Why are you no longer funding biscuits, cakes, etc.?
It is generally accepted that these products are treats and not part of an everyday healthy diet. To prescribe items on the NHS considered treats would be at odds with national healthy eating messages.
Why are you not funding pizza bases and pasta on prescription anymore?
There are various naturally gluten-free foods that can be eaten in place of pasta, such as potatoes, rice, rice noodles, etc. Also gluten-free pizza bases and pasta are available from supermarkets at a reasonable cost and are similarly priced to the equivalent gluten-containing products.
Cost of gluten-free products to the NHS
Gluten-free products are more expensive than gluten-containing products but it is still unclear why the NHS is charged so much for gluten-free products. There is no obvious reason as to why prescribable items cost more than double the supermarket price of similar items.
Why have you focused on gluten-free foods?
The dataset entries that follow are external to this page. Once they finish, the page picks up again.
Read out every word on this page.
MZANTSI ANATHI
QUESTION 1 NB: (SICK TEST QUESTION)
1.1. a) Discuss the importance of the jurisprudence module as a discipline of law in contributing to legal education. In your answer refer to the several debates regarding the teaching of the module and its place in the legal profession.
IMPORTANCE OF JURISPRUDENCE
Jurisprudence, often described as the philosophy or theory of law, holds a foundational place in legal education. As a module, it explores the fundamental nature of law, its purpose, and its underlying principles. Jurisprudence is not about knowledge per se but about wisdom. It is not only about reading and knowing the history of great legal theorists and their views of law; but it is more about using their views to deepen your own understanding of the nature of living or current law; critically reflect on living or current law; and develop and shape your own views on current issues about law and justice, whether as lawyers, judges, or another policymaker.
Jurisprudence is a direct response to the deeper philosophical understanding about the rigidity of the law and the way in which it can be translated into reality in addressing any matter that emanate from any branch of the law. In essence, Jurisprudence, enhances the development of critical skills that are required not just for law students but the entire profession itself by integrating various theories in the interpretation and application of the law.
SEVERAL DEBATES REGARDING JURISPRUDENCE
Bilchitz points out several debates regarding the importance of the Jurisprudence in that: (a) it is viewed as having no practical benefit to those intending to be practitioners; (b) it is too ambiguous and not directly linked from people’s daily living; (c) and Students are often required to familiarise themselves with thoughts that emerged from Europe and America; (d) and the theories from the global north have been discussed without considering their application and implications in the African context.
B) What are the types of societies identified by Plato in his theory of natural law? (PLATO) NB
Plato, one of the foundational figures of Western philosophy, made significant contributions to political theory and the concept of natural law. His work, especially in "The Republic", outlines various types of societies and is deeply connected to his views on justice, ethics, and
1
The NHS has always had to make decisions on the fairest way to spend its resources, and it is important to recognise that conditions have changed substantially since these products were first prescribed in the 1960s. We will continue to provide support with the aim of ensuring that weekly food bills remain broadly comparable with the average spend for non-coeliacs.
It is common for there to be some level of restriction on the range of items that can be supplied under the NHS. Examples of other areas where this applies include the provision of synthetic wigs (but not real‑hair wigs), dentures, crowns and bridges (but not dental implants), basic spectacle frames (but not necessarily the most fashionable ones).